Erroneous attribution of relevant transcription factor binding sites despite successful prediction of cis-regulatory modules
1 Department of Biochemistry, State University of New York at Buffalo, Buffalo, NY 14214 USA
2 Department of Biological Sciences, State University of New York at Buffalo, Buffalo, NY 14260 USA
3 New York State Center of Excellence in Bioinformatics and the Life Sciences, Buffalo NY 14203 USA
4 Department of Molecular and Cellular Biology, Roswell Park Cancer Institute, Buffalo NY 14263 USA
5 Center for Human Genome Variation, Duke University, Durham, NC 27708, USA
BMC Genomics 2011, 12:578 doi:10.1186/1471-2164-12-578Published: 25 November 2011
Cis-regulatory modules are bound by transcription factors to regulate gene expression. Characterizing these DNA sequences is central to understanding gene regulatory networks and gaining insight into mechanisms of transcriptional regulation, but genome-scale regulatory module discovery remains a challenge. One popular approach is to scan the genome for clusters of transcription factor binding sites, especially those conserved in related species. When such approaches are successful, it is typically assumed that the activity of the modules is mediated by the identified binding sites and their cognate transcription factors. However, the validity of this assumption is often not assessed.

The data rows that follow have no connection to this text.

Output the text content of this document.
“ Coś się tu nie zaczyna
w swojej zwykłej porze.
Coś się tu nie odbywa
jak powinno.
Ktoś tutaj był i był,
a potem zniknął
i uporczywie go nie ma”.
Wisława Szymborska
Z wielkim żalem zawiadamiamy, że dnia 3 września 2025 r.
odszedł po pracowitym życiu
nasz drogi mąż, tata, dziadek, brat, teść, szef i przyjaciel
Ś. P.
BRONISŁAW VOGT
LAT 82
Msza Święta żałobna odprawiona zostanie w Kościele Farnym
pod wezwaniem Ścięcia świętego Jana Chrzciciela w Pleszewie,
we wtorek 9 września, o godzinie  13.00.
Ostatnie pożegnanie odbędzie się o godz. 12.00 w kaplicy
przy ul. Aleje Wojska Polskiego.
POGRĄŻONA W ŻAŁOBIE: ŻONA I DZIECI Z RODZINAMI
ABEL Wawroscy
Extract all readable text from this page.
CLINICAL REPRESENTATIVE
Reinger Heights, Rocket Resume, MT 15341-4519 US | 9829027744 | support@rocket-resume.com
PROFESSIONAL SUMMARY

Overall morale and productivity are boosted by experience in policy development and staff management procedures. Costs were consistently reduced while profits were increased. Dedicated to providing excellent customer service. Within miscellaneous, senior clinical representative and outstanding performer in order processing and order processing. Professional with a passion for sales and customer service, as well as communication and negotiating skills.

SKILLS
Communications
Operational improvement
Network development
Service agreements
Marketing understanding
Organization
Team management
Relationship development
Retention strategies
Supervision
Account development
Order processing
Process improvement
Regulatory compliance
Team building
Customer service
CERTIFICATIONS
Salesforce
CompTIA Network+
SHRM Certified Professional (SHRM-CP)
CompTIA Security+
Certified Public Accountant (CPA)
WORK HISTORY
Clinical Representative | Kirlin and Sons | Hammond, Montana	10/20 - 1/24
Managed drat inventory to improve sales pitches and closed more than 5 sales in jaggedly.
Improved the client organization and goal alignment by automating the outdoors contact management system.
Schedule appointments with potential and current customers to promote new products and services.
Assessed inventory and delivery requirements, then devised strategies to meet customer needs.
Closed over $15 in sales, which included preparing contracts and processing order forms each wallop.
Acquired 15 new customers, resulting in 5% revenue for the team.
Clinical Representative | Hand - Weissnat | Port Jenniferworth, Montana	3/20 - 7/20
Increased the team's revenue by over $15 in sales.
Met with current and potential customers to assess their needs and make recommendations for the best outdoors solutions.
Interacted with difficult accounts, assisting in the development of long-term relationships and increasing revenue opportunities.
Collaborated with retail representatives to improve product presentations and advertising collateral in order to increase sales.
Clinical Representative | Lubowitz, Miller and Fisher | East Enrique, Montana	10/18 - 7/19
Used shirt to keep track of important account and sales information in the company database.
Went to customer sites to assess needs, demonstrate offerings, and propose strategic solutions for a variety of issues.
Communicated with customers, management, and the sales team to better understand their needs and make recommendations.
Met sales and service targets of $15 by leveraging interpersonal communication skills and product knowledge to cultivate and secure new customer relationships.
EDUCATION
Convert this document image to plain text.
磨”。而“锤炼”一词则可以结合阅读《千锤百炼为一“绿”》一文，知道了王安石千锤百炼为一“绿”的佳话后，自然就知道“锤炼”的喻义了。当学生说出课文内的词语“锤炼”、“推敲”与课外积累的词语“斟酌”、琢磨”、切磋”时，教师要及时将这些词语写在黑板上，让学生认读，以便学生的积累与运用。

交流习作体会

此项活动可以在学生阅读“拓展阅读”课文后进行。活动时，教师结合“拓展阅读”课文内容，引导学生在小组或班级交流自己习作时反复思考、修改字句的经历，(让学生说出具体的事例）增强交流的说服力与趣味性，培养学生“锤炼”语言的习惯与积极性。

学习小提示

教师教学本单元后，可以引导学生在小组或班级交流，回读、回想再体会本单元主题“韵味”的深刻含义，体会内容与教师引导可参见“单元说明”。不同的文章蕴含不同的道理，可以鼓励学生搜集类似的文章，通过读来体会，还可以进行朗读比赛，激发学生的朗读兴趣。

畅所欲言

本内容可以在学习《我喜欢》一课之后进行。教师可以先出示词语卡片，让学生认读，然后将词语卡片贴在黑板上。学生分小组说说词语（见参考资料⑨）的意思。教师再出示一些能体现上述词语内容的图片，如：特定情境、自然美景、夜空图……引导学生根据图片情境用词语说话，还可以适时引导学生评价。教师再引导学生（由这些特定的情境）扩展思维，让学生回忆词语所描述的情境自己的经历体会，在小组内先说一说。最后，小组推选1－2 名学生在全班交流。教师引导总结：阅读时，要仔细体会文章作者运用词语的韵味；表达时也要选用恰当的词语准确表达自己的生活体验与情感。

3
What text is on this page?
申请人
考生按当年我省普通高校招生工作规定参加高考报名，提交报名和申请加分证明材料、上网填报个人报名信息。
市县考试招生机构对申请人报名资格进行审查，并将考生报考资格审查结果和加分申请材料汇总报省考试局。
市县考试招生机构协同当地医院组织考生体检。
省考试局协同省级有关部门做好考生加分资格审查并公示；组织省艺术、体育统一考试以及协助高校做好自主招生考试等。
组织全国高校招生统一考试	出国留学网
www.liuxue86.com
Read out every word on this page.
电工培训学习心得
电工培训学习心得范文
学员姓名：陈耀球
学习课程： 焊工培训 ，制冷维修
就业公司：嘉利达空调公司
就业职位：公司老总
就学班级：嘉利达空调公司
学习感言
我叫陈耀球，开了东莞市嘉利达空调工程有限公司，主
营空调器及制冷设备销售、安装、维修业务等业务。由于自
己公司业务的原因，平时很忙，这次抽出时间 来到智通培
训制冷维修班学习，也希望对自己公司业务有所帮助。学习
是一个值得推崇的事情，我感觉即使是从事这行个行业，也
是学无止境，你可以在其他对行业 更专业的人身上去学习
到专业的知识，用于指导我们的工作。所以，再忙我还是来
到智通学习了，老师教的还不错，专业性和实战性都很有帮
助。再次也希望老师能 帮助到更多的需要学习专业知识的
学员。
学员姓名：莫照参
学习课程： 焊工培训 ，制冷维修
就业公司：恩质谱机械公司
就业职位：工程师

We successfully predicted five new cis-regulatory modules by combining binding site identification with sequence conservation and compared these to unsuccessful predictions from a related approach not utilizing sequence conservation. Despite greatly improved predictive success, the positive set had similar degrees of sequence and binding site conservation as the negative set. We explored the reasons for this by mutagenizing putative binding sites in three cis-regulatory modules. A large proportion of the tested sites had little or no demonstrable role in mediating regulatory element activity. Examination of loss-of-function mutants also showed that some transcription factors supposedly binding to the modules are not required for their function.
Our results raise important questions about interpreting regulatory module predictions obtained by finding clusters of conserved binding sites. Attribution of function to these sites and their cognate transcription factors may be incorrect even when modules are successfully identified. Our study underscores the importance of empirical validation of computational results even when these results are in line with expectation.